More Questions About Questions
This week, I've been taking a search for all the questions in the Bible and showing how you can use various graphs to visualize important aspects of the results. In Monday's post, we used the Hits Graph to see the predominance of questions at the end of the book of Job. In Tuesday's post, we used the Table Bar Chart to see which books have the greatest frequency of questions. In this post, I want to modify the Table Bar Chart to see which books have the largest number of questions.
The Table Bar Chart we looked at Tuesday plotted Average Hits, which is based on a ratio of hits per thousand words. Looking at Average Hits shows the relative concentration of questions in each book. So Malachi, a short book, appears just below the much longer book of Job. Job may, in fact, have a far greater number of questions than does Malachi, but the ratio of hits is roughly the same.

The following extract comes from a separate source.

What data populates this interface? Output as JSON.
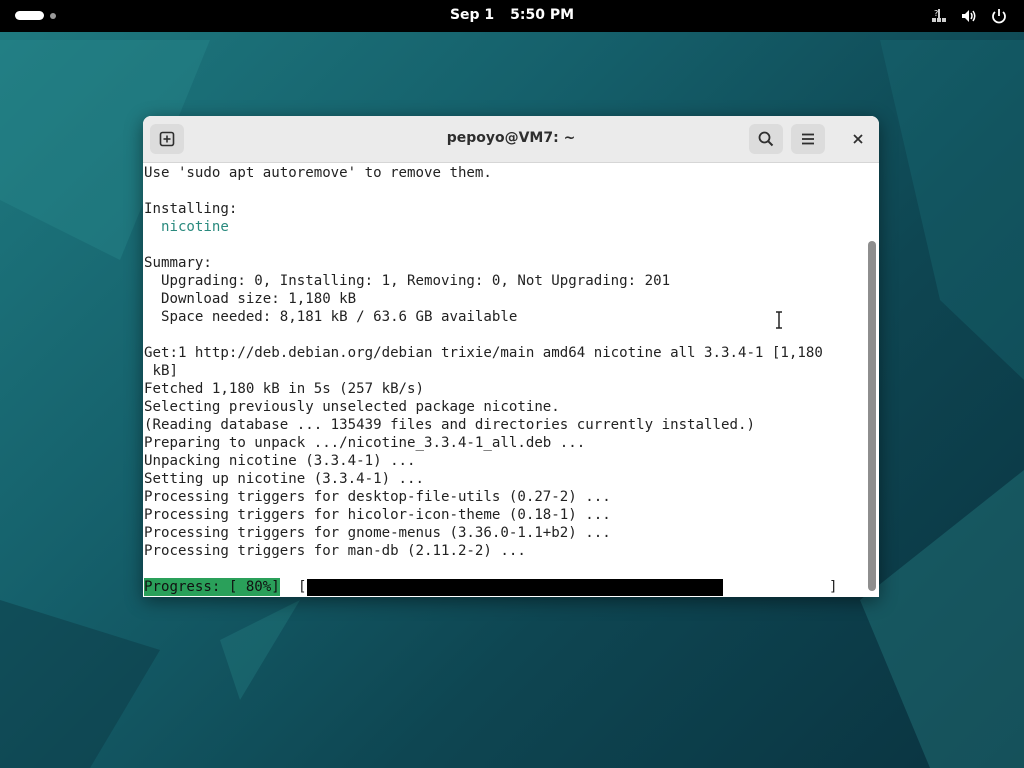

To see which books have the greatest number of questions, simply change the pop-up menu at the bottom right corner of the Graph from Average Hits to Total Hits. Your Table Bar Chart should now look something like this:
As you can see, Malachi now appears much further down the list, while much longer books like those of the Major Prophets, the Gospels, and the Psalms now appear toward the top of the list.
Curious to know which chapters have the largest number of questions? You can find that out by choosing Set Graph Display from the Display menu and checking the Show Chapter Detail checkbox.
Once again, Job takes the top spot, but the second spot goes to a chapter about David's restoration after Absalom's rebellion. Why would a chapter like that feature so many questions?
I'll leave it to you to explore the answer to that question. The point I hope you can see is that these various graphs and charts are more than just eye-candy. They enable you to spot patterns you may not otherwise have seen—patterns which will lead you to ask further questions of the text.